Atop a wild sunflower's mature fruiting-head a particularly handsome green-cricket sort of critter with a curved back and outlandishly long antennae was wandering about, as seen above.

From it's oversized rear jumping legs and grasshopper-like head with chewing mouthparts I could see that the insect was a member of the Order Orthoptera. However, several times in this Newsletter we've seen that boundaries between the grasshoppers, crickets and katydids who populate the Orthoptera can be obscure. This individual was one who needed at least a little analysis to figure out which group it belonged to. All the grasshoppers I know fold their straight wings neatly over their backs, giving their bodies straight-backed profiles, and since our sunflower visitor's back is not at all straight, and its antennae are too long as well, I figured it wasn't a grasshopper. Crickets normally have flatish bodies, not broadly humped ones like ours, so on that basis I decided we had a katydid. But there's a whole universe of katydids and katydid-like relatives.

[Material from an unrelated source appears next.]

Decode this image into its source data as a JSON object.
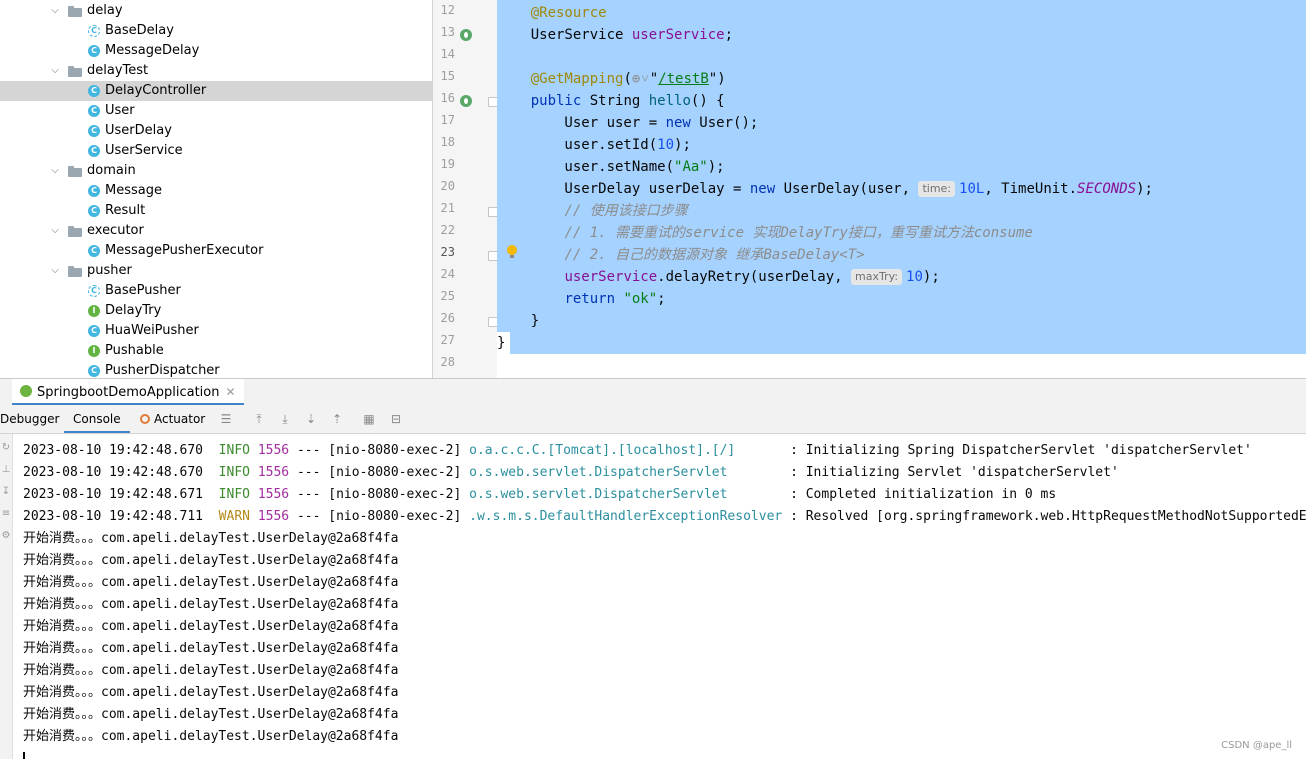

Focusing on the wings, our individual turned out to have nothing but tiny, white, lacy, scale-like things emerging from behind the pronotum, which is the big, saddle-shaped scale immediately behind the head, as shown below:

Chestnut Short-winged Katydid, Obolopteryx castanea, wings of female

Chestnut Short-winged Katydid, Obolopteryx castanea, ovipositorSuch tiny wings could never serve for flying. We've seen wings like this on immature insects, but this individual appeared to be a mature female with a well formed, swordlike ovipositor (egg-layer) at her rear end, shown at the right.

Volunteer identifier Bea in Ontario decided that we had one of several species of short-winged katydid, genus Dichopetala, and that explained what was going on. For, in that genus the males possess short forewings enabling them to fly, but females are flightless because they only have those lacy scales seen in our picture. Short-winged katydids of the genus Dichopetala occur only in the Americas, where 22 species are known, with eight listed for North America. So, which one is ours?

OrthSoc.Org provides a wonderful page entitled "Checklist of Katydids North of Mexico," at https://orthsoc.org/sina/katylist.htm.

On that page when you search for the genus Dichopoetala you see the names of the eight species known for North America, and what's so great about this page is that each name is linked to another page providing pictures of pinned specimens of that name, drawings showing features critical for identification, and a distribution map. Someday maybe all plants and animals will be honored with such pages, but so far few are.

*UPDATE:In 2021, I see that the species has been shifted to a different genus. It's now OBOLOPTERYX CASTANEA.
Mainly on the basis of the shape of its "subgenital plate" I'm calling our katydid the Chestnut Short-winged Katydid, DICHOPETALA CASTANEA*. Its OrthSoc.Org page is at https://orthsoc.org/sina/095a.htm.

On that page you can see that Dichopetala castanea's subgenital plate is broadly rounded along the side, very different from the plates of other listed species. On our picture of the ovipositor, the side of one subgenital plate can be seen below and at the very base of the ovipositor. The plate is green, and its side is broadly rounded just as in the drawing. Also, the drawing of Dichopetala castanea's ovipositor matches ours perfectly, while the ovipositors of other species are narrower and not curved exactly like ours.

Our Chestnut Short-winged Katydid appears to be narrowly endemic just to southwestern Texas and arid northeastern Mexico. Moreover, all short-winged katydids -- all species of the genus Dichopetala -- occur only in Mexico north of the south-central state of Guerrero, north into the US from north-central Texas to central southern Arizona. If you want to see in the wild a female short-winged katydid with her lacy little wing-buds, you just have to come to this part of the world.

Little is known about the species. Now we can inform the world that in mid July mature females wander about sunflower fruiting heads next to ponds in Cooks Slough Nature Park on Uvalde's south side, Uvalde, Texas.